Esse incessante bater à porta dos selecionadores por parte dos diferentes membros que integram as equipas comerciais das gestoras é outra das razões que força as gestoras a unificar equipas. No caso de um fundo de fundos, por exemplo, que investe tanto em fundos ativos como passivos, não faz sentido fazer o cliente perder tempo ao solicitar uma reunião com o vendas de fundos ativos e no dia seguinte com o comercial de fundos passivos. O mais eficiente é fazer uma reunião na qual se apresente toda a gama e deixá-lo decidir.

As duas formas de estruturar as equipas

As gestoras que estão a apostar em redefinir as suas estruturas comerciais estão a optar por duas vias. Esta é a forma como a BlackRock irá pôr em prática a nível europeu, integrando as suas equipas comerciais de gestão ativa e indexada. O vendas tem um profundo conhecimento tanto da gama ativa como passiva. Isto dá como resultado que, em vez de segmentar as suas vendas por tipologia de produtos, como tinha feito até agora, a entidade realiza a divisão em função do tipo de clientes. É algo que aplicam no escritório ibérico, que Aitor Jauregui dirige há um ano.

Este é o caminho que também elegeram algumas gestoras que – como a Fidelity ou a Goldman Sachs AM – estão a dar os seus primeiros passos no negócio da gestão passiva. Não criam equipas específicas de produtos passivos, mas apoiam-se nos recursos já existentes para apresentar ao cliente todas as opções que têm à sua disposição.

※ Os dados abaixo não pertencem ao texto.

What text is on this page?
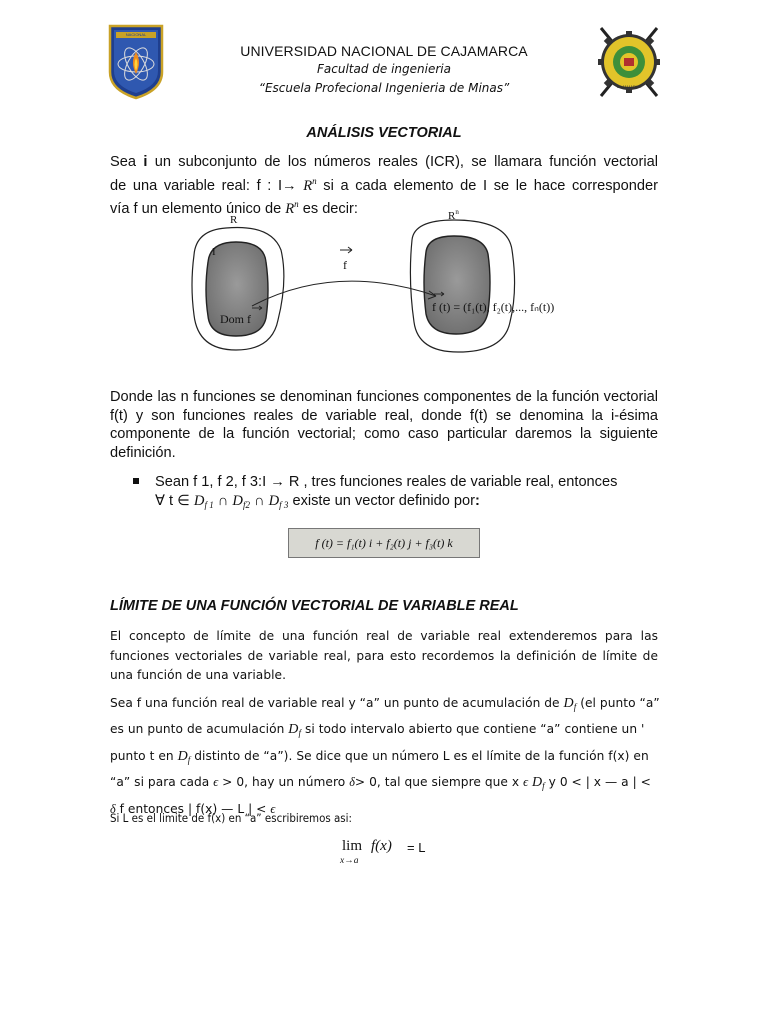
NACIONAL
CAJAMARCA
UNIVERSIDAD NACIONAL DE CAJAMARCA
Facultad de ingenieria
“Escuela Profecional Ingenieria de Minas”
ANÁLISIS VECTORIAL
Sea i un subconjunto de los números reales (ICR), se llamara función vectorial
de una variable real: f : $I\to R^n$ si a cada elemento de I se le hace corresponder
vía f un elemento único de $R^n$ es decir:
R
I
$R^n$
f
Dom f
f (t) = (f₁(t), f₂(t),..., fₙ(t))
Donde las n funciones se denominan funciones componentes de la función vectorial f(t) y son funciones reales de variable real, donde f(t) se denomina la i-ésima componente de la función vectorial; como caso particular daremos la siguiente definición.
Sean f 1, f 2, f 3:I → R , tres funciones reales de variable real, entonces
∀ t ∈ $D_{f 1}$ ∩ $D_{f2}$ ∩ $D_{f 3}$ existe un vector definido por:
f (t) = f₁(t) i + f₂(t) j + f₃(t) k
LÍMITE DE UNA FUNCIÓN VECTORIAL DE VARIABLE REAL
El concepto de límite de una función real de variable real extenderemos para las funciones vectoriales de variable real, para esto recordemos la definición de límite de una función de una variable.
Sea f una función real de variable real y “a” un punto de acumulación de $D_f$ (el punto “a”
es un punto de acumulación $D_f$ si todo intervalo abierto que contiene “a” contiene un '
punto t en $D_f$ distinto de “a”). Se dice que un número L es el límite de la función f(x) en
“a” si para cada ϵ > 0, hay un número δ> 0, tal que siempre que x ϵ $D_f$ y 0 < | x — a | <
δ f entonces | f(x) — L | < ϵ
Si L es el limite de f(x) en “a” escribiremos asi:
lim
x→a
f(x) = L
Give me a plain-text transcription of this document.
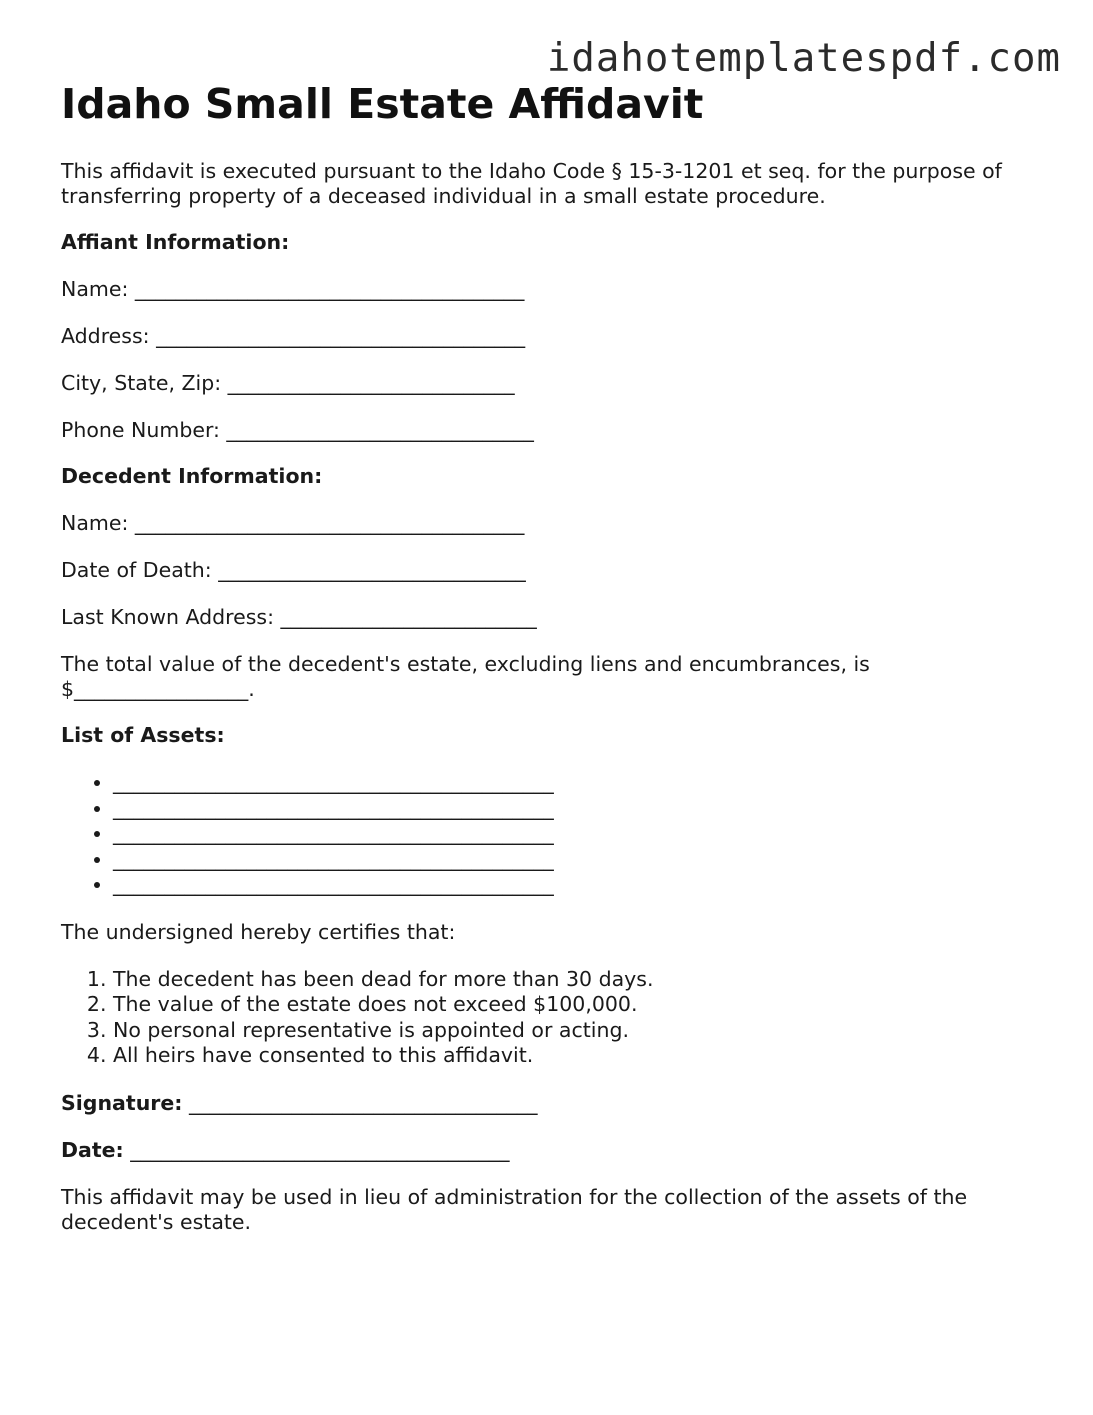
idahotemplatespdf.com
Idaho Small Estate Affidavit

This affidavit is executed pursuant to the Idaho Code § 15-3-1201 et seq. for the purpose of transferring property of a deceased individual in a small estate procedure.

Affiant Information:

Name: ______________________________________

Address: ____________________________________

City, State, Zip: ____________________________

Phone Number: ______________________________

Decedent Information:

Name: ______________________________________

Date of Death: ______________________________

Last Known Address: _________________________

The total value of the decedent's estate, excluding liens and encumbrances, is $_________________.

List of Assets:

• ___________________________________________
• ___________________________________________
• ___________________________________________
• ___________________________________________
• ___________________________________________

The undersigned hereby certifies that:

1. The decedent has been dead for more than 30 days.
2. The value of the estate does not exceed $100,000.
3. No personal representative is appointed or acting.
4. All heirs have consented to this affidavit.

Signature: __________________________________

Date: _____________________________________

This affidavit may be used in lieu of administration for the collection of the assets of the decedent's estate.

A outra opção é a de contar com um profissional dedicado exclusivamente à promoção da gama de produtos indexados da casa, mas que este comercial vá às reuniões com clientes em conjunto com os vendas encarregues de posicionar a gama de fundos ativos. Os que apostam nesta via consideram que assim poupa-se tempo ao cliente e pode trazer valor mantendo conversas em torno de que tipo de veículo é mais eficiente para investir nos distintos segmentos de mercado. Na realidade, é a mesma estratégia que as gestoras anteriores, mas em vez de ir um vendas às reuniões, participam dois, cada um especializado num tipo de veículo.

Seja de que for elegiam, o que está claro é que unificar equipas comerciais é a última tendência que a indústria está a viver a nível europeu.